The photo is a screenshot of a wind gusts forecast. Florida can be seen at the top right. The large red circle is the Gulf of Mexico. The small white circle shows where we are. The red wind area directly in front of us are the Papagayo winds. The next almost black wind area is a similar effect, but it takes place in Mexico. There, the winds are called Tehuano winds and sweep across the Tehuantepec Gulf. As a small sailboat, you have little choice but to wait for a weather window in which these winds do not arise. If you are under deadline pressure, you should sail as close to the coast as possible, because the further out you are, the more the waves have built up and the storm is joined by heavy swell. By then, at the latest, sailing is no longer fun, even for people who believe 50 knots of wind are not dangerous. The third place where wind from Atlantic systems spills over into the Pacific is in Panama at the canal. We did experience this when we were there, but the wind speeds there were much lower.

Papagayo winds also mean that in sheltered bays they blow strongly over you every now and then. We had gusts of up to 40 knots while lying at anchor. Then there are also corresponding waves, the water simmers and it is good not to lie too far from the shore. We stayed in Bahia Culebra for a few days. The marina there is called Papagayo, probably because you can wait there until the Papagayo winds die down, or because the area is called “Golfo de Papagayo”. Anyway, we didn’t want to go to the marina yet, but only when we wanted to clear out of Costa Rica. There is not much in the bay except the marina itself. A little further south there is a place with supermarkets called “Playas del Coco”. However, it was not listed as a town on our map, so we drove to Culebra Bay. But we did not like the bay much.
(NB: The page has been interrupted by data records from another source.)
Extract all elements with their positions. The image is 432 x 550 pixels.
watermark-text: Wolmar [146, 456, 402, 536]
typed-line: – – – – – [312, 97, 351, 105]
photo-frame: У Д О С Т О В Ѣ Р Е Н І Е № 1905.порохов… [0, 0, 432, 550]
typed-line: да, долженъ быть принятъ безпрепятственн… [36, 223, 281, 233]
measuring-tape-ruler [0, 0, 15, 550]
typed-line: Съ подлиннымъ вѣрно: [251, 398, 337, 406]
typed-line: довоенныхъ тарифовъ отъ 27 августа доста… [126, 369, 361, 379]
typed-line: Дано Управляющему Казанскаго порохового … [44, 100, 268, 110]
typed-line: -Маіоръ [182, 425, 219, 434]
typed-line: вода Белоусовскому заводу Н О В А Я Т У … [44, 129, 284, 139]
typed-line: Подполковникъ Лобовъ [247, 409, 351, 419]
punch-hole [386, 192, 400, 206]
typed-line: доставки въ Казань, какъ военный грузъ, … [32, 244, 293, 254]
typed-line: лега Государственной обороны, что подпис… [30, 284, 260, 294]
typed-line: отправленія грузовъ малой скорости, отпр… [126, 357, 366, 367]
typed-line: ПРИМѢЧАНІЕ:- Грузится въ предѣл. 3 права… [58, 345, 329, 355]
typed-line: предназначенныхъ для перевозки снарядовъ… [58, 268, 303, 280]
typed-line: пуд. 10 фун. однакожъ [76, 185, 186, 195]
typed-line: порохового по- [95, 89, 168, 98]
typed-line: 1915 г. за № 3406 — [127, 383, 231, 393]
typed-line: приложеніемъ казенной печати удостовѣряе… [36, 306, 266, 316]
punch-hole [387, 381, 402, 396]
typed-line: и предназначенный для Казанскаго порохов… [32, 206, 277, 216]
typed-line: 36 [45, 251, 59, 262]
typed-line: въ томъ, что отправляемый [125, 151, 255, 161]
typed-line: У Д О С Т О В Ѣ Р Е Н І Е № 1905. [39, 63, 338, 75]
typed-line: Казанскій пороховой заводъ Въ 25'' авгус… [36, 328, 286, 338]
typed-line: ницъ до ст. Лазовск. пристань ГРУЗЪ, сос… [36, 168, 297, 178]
Besides the gusts, several “smokers” (= jet skiers) were annoying. (Jet skis are driven by the Smokers in the film “Waterworld” and they are the Badies who fight against the Goodies. The Goodies in the film sail a cool trimaran). One of these Smokers first passed next to us and then very close across our bow as we were anchoring. I had to reduce speed. The lady certainly hadn’t heard of braking distances on the water. A jet ski like that probably tips over from one moment to the next and stops like that. If that had happened when they crossed our path, I would have had to run over the woman and her child. Yes, I’m developing an enemy image. The jet skis are simply no fun for outsiders, they stink and make a lot of noise and you have to be careful not to get run over. They usually circle close around you and create a lot of suction and waves. 🙁

But well, we have moved to the bay at Playas del Coco in the meantime, where it is also rolly and papagayo gusts blow, but there is the village to discover on land. There are many boats in the anchorage and so far only two Smokers in sight.

Coco

Before we could leave Culebra Bay, another problem occurred: when there was still 35 m of chain out, it suddenly stopped and instead of the anchor coming up, the bow tilted to the water surface! Something was obviously stuck. For an hour we went round in circles and back and forth. In our minds we were already wondering if there would be a diver in the Papagayo Marina. The water depth was 12 m, which is too much for us without diving equipment. It was Good Friday, would anyone be available? But luck was with us. After the many turns, the chain could first be moved a little and with further dances finally the anchor came up. There was still a thick rope hanging tautly over the anchor, I wonder what had been lying on the bottom?

We will spend the next time waiting. Waiting for the Papagayo wind to die down, waiting for two packages to arrive, hoping that they arrive at all. Maybe visit another national park. It’s further inland, so we have to find out how to get there and where the boat can lie safely to leave it alone.

We will report back to you on successes and failures.